Les conflits découlant de la dynamique familiale régulière doivent donc être réduits au minimum (même si c’est plus facile à dire qu’à faire), car ils peuvent avoir un impact négatif sur le succès de la relève intrafamiliale — par exemple, en donnant lieu une situation où un membre de la famille refuse d’approuver la nomination d’un autre membre en tant que successeur et sans tenir compte des compétences de ce dernier.
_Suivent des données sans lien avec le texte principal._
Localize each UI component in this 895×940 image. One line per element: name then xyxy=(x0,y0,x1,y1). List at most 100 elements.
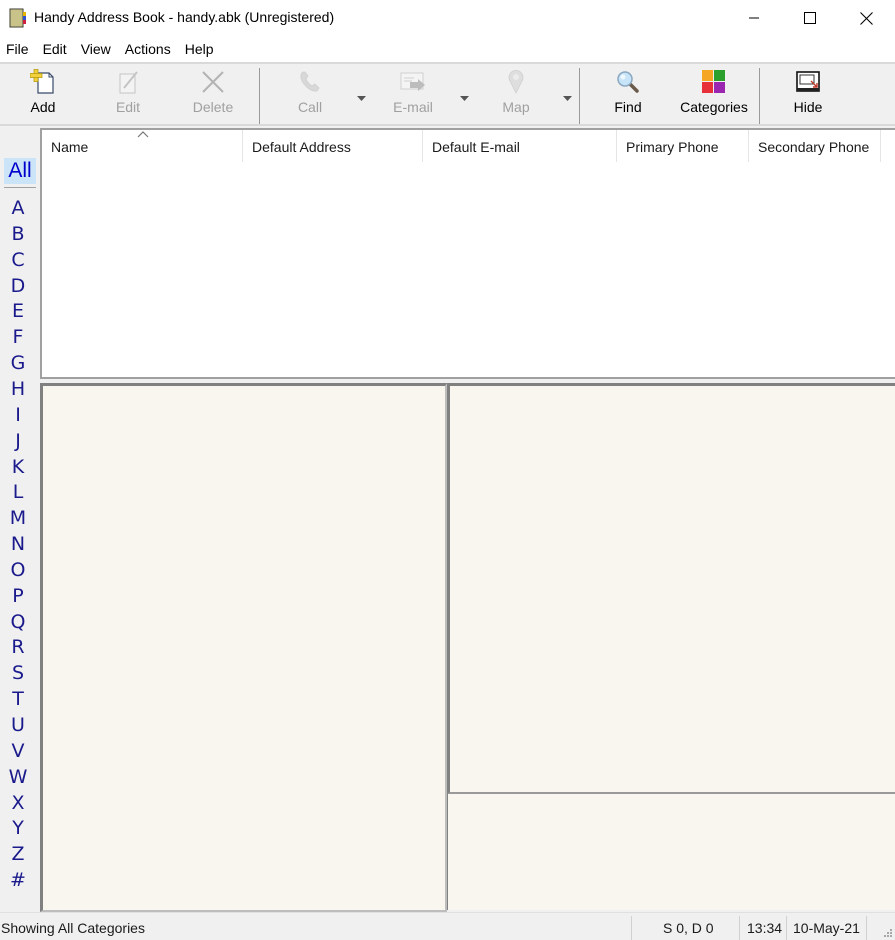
menu-actions[interactable]: Actions xyxy=(118,36,178,62)
alpha-letter-hash[interactable]: # xyxy=(0,869,36,891)
add-contact-icon xyxy=(30,69,54,94)
menu-edit[interactable]: Edit xyxy=(36,36,74,62)
address-book-icon xyxy=(9,8,26,28)
map-pin-icon xyxy=(508,69,524,94)
column-label: Name xyxy=(51,139,89,155)
email-button[interactable]: E-mail xyxy=(390,68,436,122)
status-bar: Showing All Categories S 0, D 0 13:34 10… xyxy=(0,912,895,940)
alpha-letter-g[interactable]: G xyxy=(0,352,36,374)
map-label: Map xyxy=(502,99,530,115)
alpha-letter-o[interactable]: O xyxy=(0,559,36,581)
add-button[interactable]: Add xyxy=(26,68,60,122)
close-icon xyxy=(859,11,873,25)
map-dropdown[interactable] xyxy=(560,93,574,103)
hide-button[interactable]: Hide xyxy=(790,68,826,122)
maximize-button[interactable] xyxy=(782,0,838,36)
call-button[interactable]: Call xyxy=(292,68,328,122)
alpha-letter-k[interactable]: K xyxy=(0,456,36,478)
categories-label: Categories xyxy=(680,99,748,115)
contact-details-pane[interactable] xyxy=(40,383,447,912)
contact-extra-pane[interactable] xyxy=(447,794,895,910)
categories-icon xyxy=(702,70,725,93)
email-label: E-mail xyxy=(393,99,433,115)
map-button[interactable]: Map xyxy=(497,68,535,122)
hide-label: Hide xyxy=(793,99,823,115)
contacts-list[interactable]: Name Default Address Default E-mail Prim… xyxy=(40,128,895,379)
alpha-letter-r[interactable]: R xyxy=(0,636,36,658)
alpha-letter-m[interactable]: M xyxy=(0,507,36,529)
chevron-down-icon xyxy=(356,95,366,101)
alpha-letter-d[interactable]: D xyxy=(0,275,36,297)
alpha-letter-j[interactable]: J xyxy=(0,430,36,452)
close-button[interactable] xyxy=(838,0,894,36)
menu-view[interactable]: View xyxy=(74,36,118,62)
add-label: Add xyxy=(30,99,56,115)
status-separator xyxy=(866,916,867,940)
maximize-icon xyxy=(804,12,816,24)
list-body[interactable] xyxy=(42,162,895,377)
delete-button[interactable]: Delete xyxy=(190,68,236,122)
toolbar: Add Edit Delete Call E-mail Map Find Cat… xyxy=(0,62,895,126)
column-header-default-address[interactable]: Default Address xyxy=(243,130,423,162)
find-label: Find xyxy=(614,99,642,115)
alpha-letter-f[interactable]: F xyxy=(0,326,36,348)
status-separator xyxy=(786,916,787,940)
resize-grip-icon[interactable] xyxy=(881,926,893,938)
alpha-letter-t[interactable]: T xyxy=(0,688,36,710)
status-separator xyxy=(739,916,740,940)
alpha-letter-s[interactable]: S xyxy=(0,662,36,684)
minimize-icon xyxy=(749,17,759,19)
window-title: Handy Address Book - handy.abk (Unregist… xyxy=(34,9,335,25)
status-counts: S 0, D 0 xyxy=(663,920,714,936)
column-label: Default E-mail xyxy=(432,139,520,155)
delete-label: Delete xyxy=(192,99,234,115)
email-icon xyxy=(400,72,425,91)
edit-label: Edit xyxy=(115,99,141,115)
toolbar-separator xyxy=(579,68,580,124)
column-label: Default Address xyxy=(252,139,351,155)
email-dropdown[interactable] xyxy=(457,93,471,103)
edit-button[interactable]: Edit xyxy=(110,68,146,122)
find-button[interactable]: Find xyxy=(610,68,646,122)
alpha-letter-w[interactable]: W xyxy=(0,766,36,788)
sort-ascending-icon xyxy=(137,131,149,138)
alpha-letter-v[interactable]: V xyxy=(0,740,36,762)
call-dropdown[interactable] xyxy=(354,93,368,103)
column-header-primary-phone[interactable]: Primary Phone xyxy=(617,130,749,162)
alpha-letter-i[interactable]: I xyxy=(0,404,36,426)
status-time: 13:34 xyxy=(747,920,783,936)
minimize-button[interactable] xyxy=(726,0,782,36)
title-bar: Handy Address Book - handy.abk (Unregist… xyxy=(0,0,895,36)
delete-icon xyxy=(202,71,224,93)
call-label: Call xyxy=(297,99,323,115)
alpha-letter-y[interactable]: Y xyxy=(0,817,36,839)
alpha-letter-e[interactable]: E xyxy=(0,300,36,322)
alpha-separator xyxy=(4,187,36,188)
alpha-letter-p[interactable]: P xyxy=(0,585,36,607)
menu-help[interactable]: Help xyxy=(178,36,221,62)
alpha-letter-c[interactable]: C xyxy=(0,249,36,271)
alpha-letter-h[interactable]: H xyxy=(0,378,36,400)
contact-notes-pane[interactable] xyxy=(447,383,895,794)
column-header-name[interactable]: Name xyxy=(42,130,243,162)
hide-window-icon xyxy=(796,71,820,92)
column-header-secondary-phone[interactable]: Secondary Phone xyxy=(749,130,881,162)
menu-bar: File Edit View Actions Help xyxy=(0,36,895,62)
alpha-letter-z[interactable]: Z xyxy=(0,843,36,865)
alpha-letter-b[interactable]: B xyxy=(0,223,36,245)
status-date: 10-May-21 xyxy=(793,920,860,936)
alpha-letter-n[interactable]: N xyxy=(0,533,36,555)
alpha-letter-u[interactable]: U xyxy=(0,714,36,736)
alpha-letter-l[interactable]: L xyxy=(0,481,36,503)
categories-button[interactable]: Categories xyxy=(676,68,752,122)
alpha-letter-x[interactable]: X xyxy=(0,792,36,814)
toolbar-separator xyxy=(759,68,760,124)
alpha-all[interactable]: All xyxy=(4,158,36,184)
list-header: Name Default Address Default E-mail Prim… xyxy=(42,130,895,162)
alpha-letter-q[interactable]: Q xyxy=(0,611,36,633)
column-header-default-email[interactable]: Default E-mail xyxy=(423,130,617,162)
column-label: Primary Phone xyxy=(626,139,719,155)
alpha-letter-a[interactable]: A xyxy=(0,197,36,219)
alphabet-index: All A B C D E F G H I J K L M N O P Q R S T U V W X Y Z # xyxy=(0,128,38,910)
menu-file[interactable]: File xyxy=(0,36,36,62)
La taille ou la performance de l’entreprise
Nous disposons de suffisamment de preuves pour suspecter un lien direct entre la taille ou la performance de l’entreprise familiale et la motivation de la génération suivante (la progéniture) à s’y joindre, une corrélation qui n’est pas sans générer des inquiétudes pour les entreprises familiales de deuxième génération en particulier. Les présidents/PDG de deuxième génération sont en l’occurrence nombreux à laisser prévaloir l’instinct de préservation sur le goût du risque (par rapport à leurs concurrents), car ils ne veulent pas mettre en danger l’entreprise bâtie par le(s) parent(s). Cette attitude peut cependant avoir des effets néfastes sur la performance à long terme de l’entreprise — et décourager la troisième génération à s’y joindre —, car elle empêche souvent la société de faire les placements/prendre les décisions stratégiques requis par les circonstances.
Pour résumer, cet article a pour but d’offrir une autre perspective sur la relève intrafamiliale afin d’aider la clientèle issue d’entreprises familiales à mieux cerner le sujet. Les questions soulevées ci-dessus ne sont qu’une modeste partie des facteurs susceptibles d’empêcher le transfert d’une entreprise familiale d’une génération à une autre. L’impact de bon nombre de ces facteurs peut cependant – et heureusement – être atténué bien avant l’entrée en vigueur de la relève intrafamiliale projetée et/ou imminente de la société.